Response of mitochondria to chemical stress

To further investigate the role and/or response of mitochondria to heat shock, we have looked at the effect of various chemicals on both corn seedling in vivo and isolated mitochondrial in organello protein synthesis. We recently reported that Oh43 seedling (4-5 d etiolated) mitochondria respond to a 10 C, 30 min temperature shift by a slight but significant increase in 35S-methionine incorporation in part manifested in the large enhancement of a 52 kD protein we have termed a mitochondrial HSP (heat shock protein) (Nebiolo and White, Plant Phys., in press). Dinitrophenol (DNP), KCN/oligomycin and arsenite induce the heat shock response in Drosophila and various other animal systems (Ashburner, Cell 17:241, 1979) but of these only arsenite has been shown to significantly induce mRNAs for the HSPs in a plant system, specifically soybean (Czarnecka, PMB 3:45, 1983). In our study, 700 uM DNP significantly reduced 35S-methionine incorporation in purified mitochondria, while 100 uM, 70 uM and 10 uM had no effect. Protein profiles generated by SDS/PAGE/fluorography showed no evidence of the 52 kD HSP KCN/oligomycin effectively abolished 35S-methionine incorporation at the concentrations used in our study (Czarnecka, ibid.). Arsenite induced both nuclear-encoded HSPs in seedlings and the 52 kD mitochondrial HSP in purified mitochondria at all concentrations monitored (100 uM - 10 uM), optimally at 50 uM arsenite.
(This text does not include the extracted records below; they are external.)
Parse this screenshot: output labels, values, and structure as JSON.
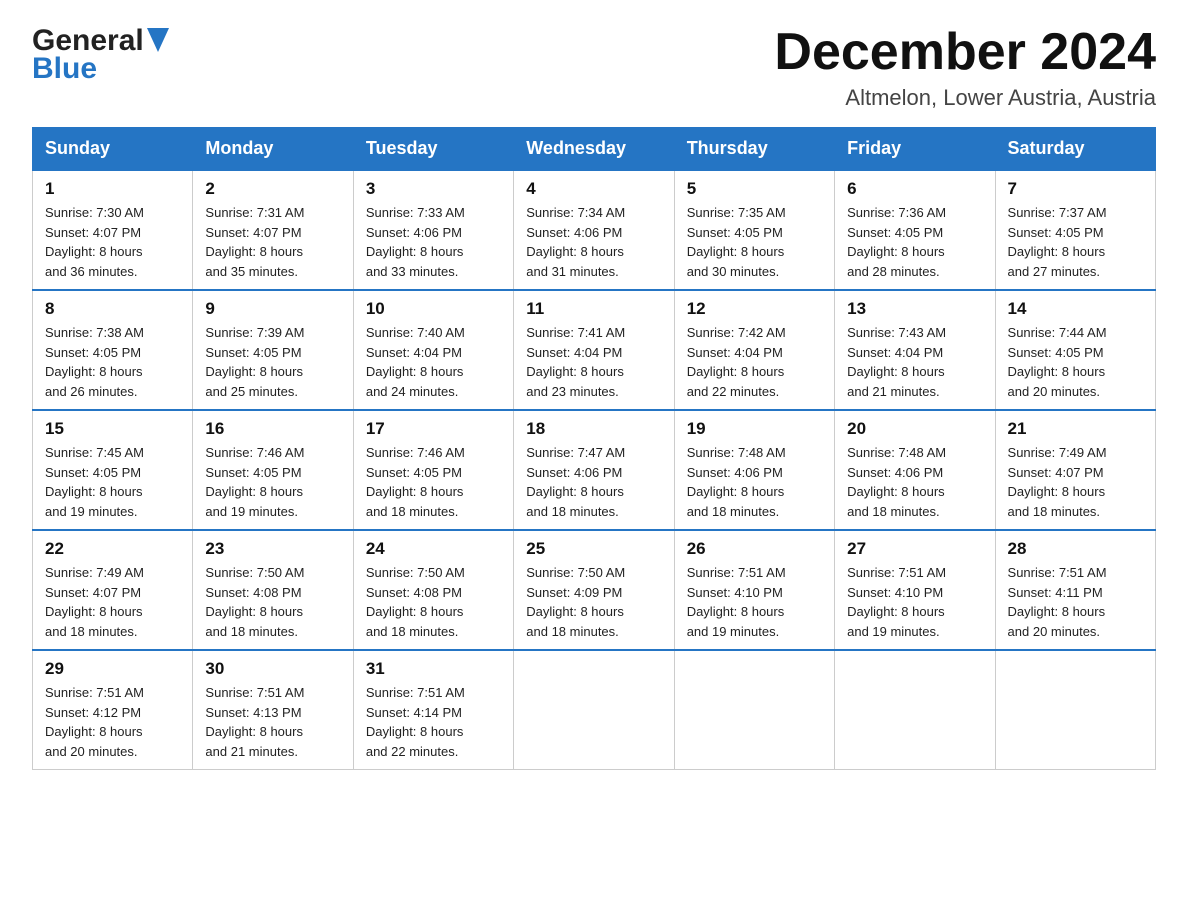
{
  "header": {
    "logo_general": "General",
    "logo_blue": "Blue",
    "month_title": "December 2024",
    "location": "Altmelon, Lower Austria, Austria"
  },
  "columns": [
    "Sunday",
    "Monday",
    "Tuesday",
    "Wednesday",
    "Thursday",
    "Friday",
    "Saturday"
  ],
  "weeks": [
    [
      {
        "day": "1",
        "sunrise": "Sunrise: 7:30 AM",
        "sunset": "Sunset: 4:07 PM",
        "daylight": "Daylight: 8 hours and 36 minutes."
      },
      {
        "day": "2",
        "sunrise": "Sunrise: 7:31 AM",
        "sunset": "Sunset: 4:07 PM",
        "daylight": "Daylight: 8 hours and 35 minutes."
      },
      {
        "day": "3",
        "sunrise": "Sunrise: 7:33 AM",
        "sunset": "Sunset: 4:06 PM",
        "daylight": "Daylight: 8 hours and 33 minutes."
      },
      {
        "day": "4",
        "sunrise": "Sunrise: 7:34 AM",
        "sunset": "Sunset: 4:06 PM",
        "daylight": "Daylight: 8 hours and 31 minutes."
      },
      {
        "day": "5",
        "sunrise": "Sunrise: 7:35 AM",
        "sunset": "Sunset: 4:05 PM",
        "daylight": "Daylight: 8 hours and 30 minutes."
      },
      {
        "day": "6",
        "sunrise": "Sunrise: 7:36 AM",
        "sunset": "Sunset: 4:05 PM",
        "daylight": "Daylight: 8 hours and 28 minutes."
      },
      {
        "day": "7",
        "sunrise": "Sunrise: 7:37 AM",
        "sunset": "Sunset: 4:05 PM",
        "daylight": "Daylight: 8 hours and 27 minutes."
      }
    ],
    [
      {
        "day": "8",
        "sunrise": "Sunrise: 7:38 AM",
        "sunset": "Sunset: 4:05 PM",
        "daylight": "Daylight: 8 hours and 26 minutes."
      },
      {
        "day": "9",
        "sunrise": "Sunrise: 7:39 AM",
        "sunset": "Sunset: 4:05 PM",
        "daylight": "Daylight: 8 hours and 25 minutes."
      },
      {
        "day": "10",
        "sunrise": "Sunrise: 7:40 AM",
        "sunset": "Sunset: 4:04 PM",
        "daylight": "Daylight: 8 hours and 24 minutes."
      },
      {
        "day": "11",
        "sunrise": "Sunrise: 7:41 AM",
        "sunset": "Sunset: 4:04 PM",
        "daylight": "Daylight: 8 hours and 23 minutes."
      },
      {
        "day": "12",
        "sunrise": "Sunrise: 7:42 AM",
        "sunset": "Sunset: 4:04 PM",
        "daylight": "Daylight: 8 hours and 22 minutes."
      },
      {
        "day": "13",
        "sunrise": "Sunrise: 7:43 AM",
        "sunset": "Sunset: 4:04 PM",
        "daylight": "Daylight: 8 hours and 21 minutes."
      },
      {
        "day": "14",
        "sunrise": "Sunrise: 7:44 AM",
        "sunset": "Sunset: 4:05 PM",
        "daylight": "Daylight: 8 hours and 20 minutes."
      }
    ],
    [
      {
        "day": "15",
        "sunrise": "Sunrise: 7:45 AM",
        "sunset": "Sunset: 4:05 PM",
        "daylight": "Daylight: 8 hours and 19 minutes."
      },
      {
        "day": "16",
        "sunrise": "Sunrise: 7:46 AM",
        "sunset": "Sunset: 4:05 PM",
        "daylight": "Daylight: 8 hours and 19 minutes."
      },
      {
        "day": "17",
        "sunrise": "Sunrise: 7:46 AM",
        "sunset": "Sunset: 4:05 PM",
        "daylight": "Daylight: 8 hours and 18 minutes."
      },
      {
        "day": "18",
        "sunrise": "Sunrise: 7:47 AM",
        "sunset": "Sunset: 4:06 PM",
        "daylight": "Daylight: 8 hours and 18 minutes."
      },
      {
        "day": "19",
        "sunrise": "Sunrise: 7:48 AM",
        "sunset": "Sunset: 4:06 PM",
        "daylight": "Daylight: 8 hours and 18 minutes."
      },
      {
        "day": "20",
        "sunrise": "Sunrise: 7:48 AM",
        "sunset": "Sunset: 4:06 PM",
        "daylight": "Daylight: 8 hours and 18 minutes."
      },
      {
        "day": "21",
        "sunrise": "Sunrise: 7:49 AM",
        "sunset": "Sunset: 4:07 PM",
        "daylight": "Daylight: 8 hours and 18 minutes."
      }
    ],
    [
      {
        "day": "22",
        "sunrise": "Sunrise: 7:49 AM",
        "sunset": "Sunset: 4:07 PM",
        "daylight": "Daylight: 8 hours and 18 minutes."
      },
      {
        "day": "23",
        "sunrise": "Sunrise: 7:50 AM",
        "sunset": "Sunset: 4:08 PM",
        "daylight": "Daylight: 8 hours and 18 minutes."
      },
      {
        "day": "24",
        "sunrise": "Sunrise: 7:50 AM",
        "sunset": "Sunset: 4:08 PM",
        "daylight": "Daylight: 8 hours and 18 minutes."
      },
      {
        "day": "25",
        "sunrise": "Sunrise: 7:50 AM",
        "sunset": "Sunset: 4:09 PM",
        "daylight": "Daylight: 8 hours and 18 minutes."
      },
      {
        "day": "26",
        "sunrise": "Sunrise: 7:51 AM",
        "sunset": "Sunset: 4:10 PM",
        "daylight": "Daylight: 8 hours and 19 minutes."
      },
      {
        "day": "27",
        "sunrise": "Sunrise: 7:51 AM",
        "sunset": "Sunset: 4:10 PM",
        "daylight": "Daylight: 8 hours and 19 minutes."
      },
      {
        "day": "28",
        "sunrise": "Sunrise: 7:51 AM",
        "sunset": "Sunset: 4:11 PM",
        "daylight": "Daylight: 8 hours and 20 minutes."
      }
    ],
    [
      {
        "day": "29",
        "sunrise": "Sunrise: 7:51 AM",
        "sunset": "Sunset: 4:12 PM",
        "daylight": "Daylight: 8 hours and 20 minutes."
      },
      {
        "day": "30",
        "sunrise": "Sunrise: 7:51 AM",
        "sunset": "Sunset: 4:13 PM",
        "daylight": "Daylight: 8 hours and 21 minutes."
      },
      {
        "day": "31",
        "sunrise": "Sunrise: 7:51 AM",
        "sunset": "Sunset: 4:14 PM",
        "daylight": "Daylight: 8 hours and 22 minutes."
      },
      null,
      null,
      null,
      null
    ]
  ]
}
This finding strengthens the hypothesis that the mitochondrial 52 kD HSP is a "stress" rather than a "heat shock" protein as well as ruling out preferential enhanced synthesis due to slight increase in temperature. We are continuing our investigation by treating mitochondria with various heavy metals, specifically cadmium, which has been shown to induce HSP mRNA in soybean tissue, and various agrichemicals hypothesized to induce a "stress" response.